Python package and utilities for reading AFP (Advanced Function Presentation) files.
Copyright 2016 Matthew NEALE
Licensed under the Apache License, Version 2.0 (the "License"); you may not use this file except in compliance with the License. You may obtain a copy of the License at
Unless required by applicable law or agreed to in writing, software distributed under the License is distributed on an "AS IS" BASIS, WITHOUT WARRANTIES OR CONDITIONS OF ANY KIND, either express or implied. See the License for the specific language governing permissions and limitations under the License.
This repository contains an afp package for Python, allowing the caller to read and decode AFP (Advanced Function Presentation) print files. For more information on AFP see the website of the AFP Consortium http://afpcinc.org.
The repository also contains two utilities that make use of the library - dumpafp.py and afp2ascii.py.
The code is pure Python 3 and was most recently tested on Python 3.4.1.
This is a command-line utility to read an AFP file or files and output a human-readable version. The detail of the AFP file is written to stdout or to a file, allowing inspection of the AFP file. The utility is most useful for debugging and investigating AFP files.
At its simplest you can execute the following:
% python dumpafp.py myfile
More options are available, see:
% python dumpafp.py --help
The utility and the afp package support a lot of the AFP spec and can decode complex files, however not all structured fields, triplets and control sequences defined by the AFP spec are implemented today. By default if an unknown structured field, triplet or control sequence is encountered, the utility will abort with an error. You can change this behaviour with the three command-line options:
--allow-unknown-fields allow structured fields not supported by the parser in the output --allow-unknown-functions allow functions not supported by the parser in the output --allow-unknown-triplets allow triplets not supported by the parser in the output
With these set, unknown entities are printed to the output for inspection in their binary format, i.e. we do no decoding of the contents beyond decoding the structured field introducer.

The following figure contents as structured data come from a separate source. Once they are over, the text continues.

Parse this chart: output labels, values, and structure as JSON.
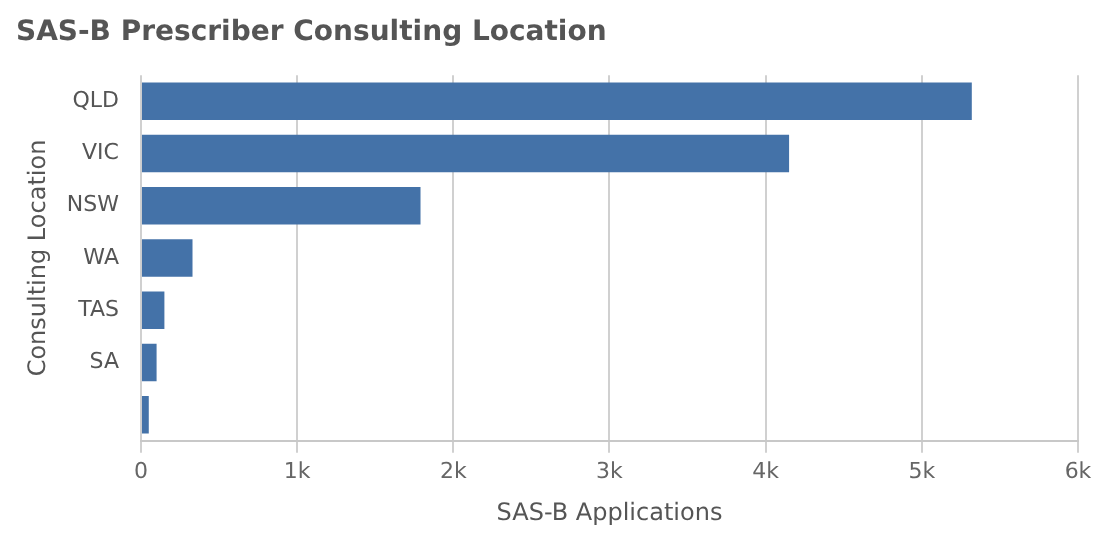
{
  "chart_data": {
    "type": "bar",
    "orientation": "horizontal",
    "title": "SAS-B Prescriber Consulting Location",
    "xlabel": "SAS-B Applications",
    "ylabel": "Consulting Location",
    "categories": [
      "QLD",
      "VIC",
      "NSW",
      "WA",
      "TAS",
      "SA",
      null
    ],
    "values": [
      5320,
      4150,
      1790,
      330,
      150,
      100,
      50
    ],
    "color": "#4472a8",
    "xlim": [
      0,
      6000
    ],
    "xticks": [
      0,
      {
        "value": 1000,
        "label": "1k"
      },
      {
        "value": 2000,
        "label": "2k"
      },
      {
        "value": 3000,
        "label": "3k"
      },
      {
        "value": 4000,
        "label": "4k"
      },
      {
        "value": 5000,
        "label": "5k"
      },
      {
        "value": 6000,
        "label": "6k"
      }
    ],
    "grid": "x",
    "legend": false
  }
}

This utility is similar to dumpafp.py, except that it focuses on the text in the AFP file rather than on all the detailed content. It is therefore good for taking a quick look at an AFP file from the command-line, and good for diff-ing AFP files. It is a very simple program and only covers very basic AFP features.
% python afp2ascii.py myfile
More options are available, see:
% python afp2ascii.py --help
It doesn't support the 'allow' options that dumpafp.py does - it always allows unknown structured fields, triplets and control sequence functions.

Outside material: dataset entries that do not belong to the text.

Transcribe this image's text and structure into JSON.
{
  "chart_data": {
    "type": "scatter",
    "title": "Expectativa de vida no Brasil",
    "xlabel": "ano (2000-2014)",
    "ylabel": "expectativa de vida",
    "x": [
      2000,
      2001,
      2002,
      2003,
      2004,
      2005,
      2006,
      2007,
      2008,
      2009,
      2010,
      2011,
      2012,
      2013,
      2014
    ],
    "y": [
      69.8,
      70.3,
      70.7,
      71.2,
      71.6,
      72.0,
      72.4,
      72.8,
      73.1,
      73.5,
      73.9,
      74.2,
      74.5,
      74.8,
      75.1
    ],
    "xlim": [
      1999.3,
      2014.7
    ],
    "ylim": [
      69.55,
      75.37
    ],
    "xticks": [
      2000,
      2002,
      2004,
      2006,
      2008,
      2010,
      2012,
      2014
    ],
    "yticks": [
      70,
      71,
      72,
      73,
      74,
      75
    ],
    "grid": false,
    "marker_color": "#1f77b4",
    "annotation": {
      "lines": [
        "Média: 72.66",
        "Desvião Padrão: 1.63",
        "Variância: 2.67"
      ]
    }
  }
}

The afp Python package implements the parser used by the above utilities. At its simplest an AFP file can be opened and read using the code below:
import afp with open('myfile', 'rb') as f: for sf in afp.stream(f): # Do something with structured field sf
The function afp.stream returns a generator allowing the caller to iterate over the file without loading it all into memory. If you do wish to load the entire file into memory you can use the afp.load function instead.

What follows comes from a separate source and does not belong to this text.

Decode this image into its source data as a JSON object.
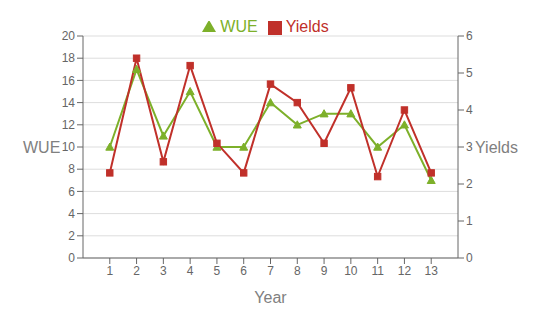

import afp with open('myfile', 'rb') as f: fields = afp.load(f) for sf in fields: # Do something with structured field sf
The afp.stream and afp.load functions take optional arguments matching the command-line options discussed above that control what to do when we come across unknown structured fields, triplets or control sequence functions:
def stream(f, allow_unknown_fields=False, allow_unknown_triplets=False, allow_unknown_functions=False, strict=False)
The fifth argument 'strict' causes the parser to be more strict when it comes across missing parameters on structured fields, triplets or functions in the AFP file; and incomplete parameters - where there are some but not enough bytes left to read the parameter. By default the parameter is False allowing us to be tolerant of slightly malformed AFP, and some older AFP files.
What is not supported
The afp package does not implement the entire AFP spec, but it does implement enough to cover many situations. The list below is a high-level view on what is not implemented today.
Multiple structured fields, triplets and control sequences are not implemented. If you need to implement more, see the instructions in fields.py, triplets.py or functions.py - it's not difficult.
The optional record beginning marker is not supported. Files with no record beginning markers will fail with the error 'Missing 0x5A carriage control character'.
Structured Field padding is not supported. If an AFP file includes padding then it will fail with the error 'Structured Field padding is not supported'.
Writing AFP files. This would be a natural extension of the code we have already.